Chances are, you’ve never put on a conference that proudly describes itself as celebrating (figurative) hugs, magic, singing, and dancing. But then again, Keep Ruby Weird — a daylong Ruby programming language conference held annually on Austin’s iconic “Dirty Sixth” Street since 2014 — deliberately sets itself apart from the average conference. The event’s four organizers all work in Austin’s growing tech scene and wanted to contribute to the community in a way their friends and colleagues in the industry would enjoy.
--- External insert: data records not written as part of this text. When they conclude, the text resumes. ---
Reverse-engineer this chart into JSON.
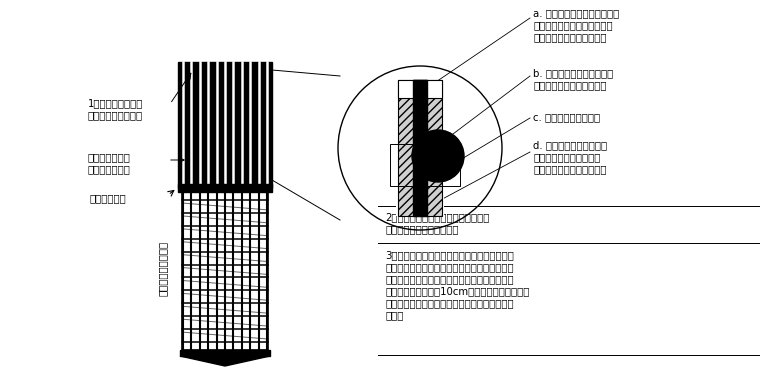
{
  "bg_color": "#ffffff",
  "text_color": "#000000",
  "figsize": [
    7.6,
    3.68
  ],
  "dpi": 100,
  "label1_line1": "1、桩顶所有主筋必",
  "label1_line2": "须顺直，不可弯折。",
  "label2_line1": "破桩位置（即截",
  "label2_line2": "断箍所在位置）",
  "label3": "设计桩顶标高",
  "label4": "基桩嵌入承台的部分",
  "note_a_line1": "a. 主筋的复合脱松套，必须宽",
  "note_a_line2": "松，不得紧贴或握裹带肋之主",
  "note_a_line3": "筋，否则日后桩头提不动。",
  "note_b_line1": "b. 绕主筋外侧水平一圈的截",
  "note_b_line2": "断箍，将复合脱松套勒住。",
  "note_c": "c. 用扎丝扎紧截断箍。",
  "note_d_line1": "d. 主筋的复合脱松套，其",
  "note_d_line2": "下方必须略深一点，水平",
  "note_d_line3": "的截断箍，正好将其绕住。",
  "note2_line1": "2、破桩位置以上的所有主筋，外套复",
  "note2_line2": "合脱松套，用橡皮筋扎紧。",
  "note3_line1": "3、在需破桩头的高程位置，绕桩周一圈，预埋",
  "note3_line2": "截断箍（即钢丝绳外套复合脱松套，绕桩的主筋",
  "note3_line3": "外侧一圈，内填细砂或其他填充物，以占体积。",
  "note3_line4": "钢丝绳端头余留长度10cm，以便日后提拎）。将",
  "note3_line5": "截断箍绑在主筋的保险套上并压住，此处用扎丝",
  "note3_line6": "扎紧。"
}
They focused on “what makes the Ruby programming language’s community so eccentric and awesome,” said Britton Ballard, one of the organizers, and designed an event with a similar vibe.
What’s In a Name? Given the Ruby community’s odd nature and the event’s home-base slogan of “Keep Austin Weird,” the conference’s name pretty much wrote itself. Keep Ruby Weird capitalizes on Austin’s offbeat character — its Alamo Drafthouse Ritz host venue, a movie theater in the heart of city, has a funky,
historic, and weird feel,” Ballard said.
Peculiar Presentations Keep Ruby Weird looks for a mix of soft topics, such new concepts and career-oriented talks, technical topics that involve coding, and non-Ruby-specific topics that would still interest its tech audience. “The main thing we look for in our presenters is a weird take on a technology topic, but with an emphasis on community,” Ballard said. “At the end of the day, though, weirdness with a purpose is what we’re looking for.” At the beginning of the conference, attendees are given custom wooden nametags engraved with “Keep [Name] Weird,” which come in handy during Keep Ruby Weird’s yearly networking games.
Ice-breaking activities at the conference include tech-word bingo, distributing playing cards and encouraging attendees to mingle to make the best hand, and an epic rock/paper/scissor tournament. Because, even though weirdness is prized at this event, its ROI is very much the business-events industry standard. “As much value as the talks provide,” Ballard said, “the networking is the most important takeaway, in our opinion.”